In terms of diversity, businesses have gone deeper than simply putting diverse faces in the forefront. Increasingly, people from diverse backgrounds are in decision-making positions. We’re also seeing more government agencies that are requiring private firms and contractors to show procurement practices that promote diversity. Firms that are responsive and responsible for their diversity footprint will end up being winners in the long run.
What do you find most challenging about your work? Opposition to change. Some people tend to have this fear that by doing something differently will result in negative outcomes.

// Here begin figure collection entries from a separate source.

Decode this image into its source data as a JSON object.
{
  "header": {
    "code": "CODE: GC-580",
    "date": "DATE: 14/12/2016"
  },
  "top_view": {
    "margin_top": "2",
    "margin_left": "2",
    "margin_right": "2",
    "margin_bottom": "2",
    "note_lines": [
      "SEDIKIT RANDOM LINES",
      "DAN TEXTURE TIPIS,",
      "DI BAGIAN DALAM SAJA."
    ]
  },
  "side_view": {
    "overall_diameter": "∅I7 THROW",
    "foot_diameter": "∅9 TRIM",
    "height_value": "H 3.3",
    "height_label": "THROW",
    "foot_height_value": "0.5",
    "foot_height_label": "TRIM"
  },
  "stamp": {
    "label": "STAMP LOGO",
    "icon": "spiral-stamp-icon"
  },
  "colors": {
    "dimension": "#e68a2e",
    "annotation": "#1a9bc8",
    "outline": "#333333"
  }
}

Locally, there are certain populations that are starting businesses at a much different -- often lower –level than others. There aren’t support systems in place to help these businesses grow, so they can become the types of businesses that we want in our communities. Startup businesses are struggling, and many don’t make it. I think that’s a huge missed opportunity. Making an investment in new businesses would go a long way in growing strong and successful companies that would help project our goals for our community.

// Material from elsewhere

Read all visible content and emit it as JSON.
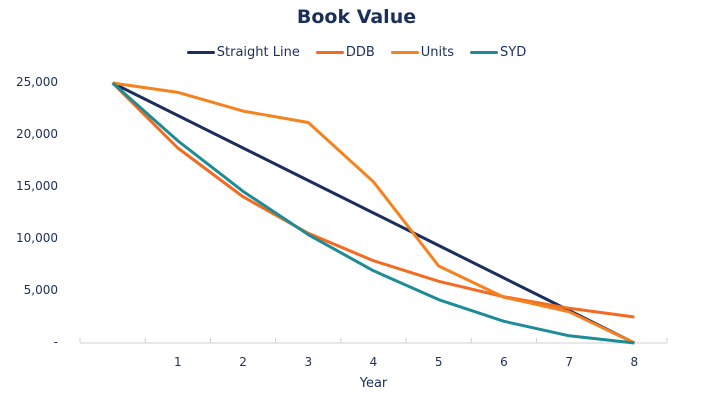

What aspect of your work are you most proud of? That’s hard to say. It makes me really proud to know that in our communities, there is a significant amount of people who have been able to realize their dreams, ambitions and goals. It’s rewarding to know that I have been with them along the way, offering assistance and encouragement.
Here at the chamber, our work with Latino businesses impacts families, multiple generations. Just by showing kindness and support for people wanting to start their own businesses, we’re helping transform the community we live in.
How does your cultural background impact the way that you lead? I don’t know if this is cultural – but having the mindset that anything is possible has made a huge impact in the way I work with people.
I learned at an early age that when you hear the word “No,” you’re speaking to the wrong person. No matter what I hear, and no matter what obstacles people have, I believe that there’s a way to make things happen. Perhaps that’s naïve or idealistic, but I have this strong belief that if people decide to create something, they can do it.
I learned a long time ago never to tell someone with a business idea that their plan is not going to work. In the most saturated market, I would point out that challenges exist. I always find it amazing how people always find a way to overcome obstacles.
I am of Puerto Rican descent, and raised in New York. I come from a large family, and everything is about community. Anything you do impacts everybody else, so there’s this consciousness that you’re responsible to the community that you live in.
Here in Oregon, we have the uncanny ability to impact our surroundings and create change. Compared to other places, Oregonians have greater access to politicians and private sector leaders.
What’s on your wish list? The ability to continue to support the community that I live in, in anyway possible. My wish for Oregon is to be able to create the community it wants to have: diverse, sustainable and thriving. I wish that people can continue to come here, raise families, and be able to afford to stay here. Make sure that we’re not leaving anybody behind. My wish is for these values to be passed to the next generation of Oregonians.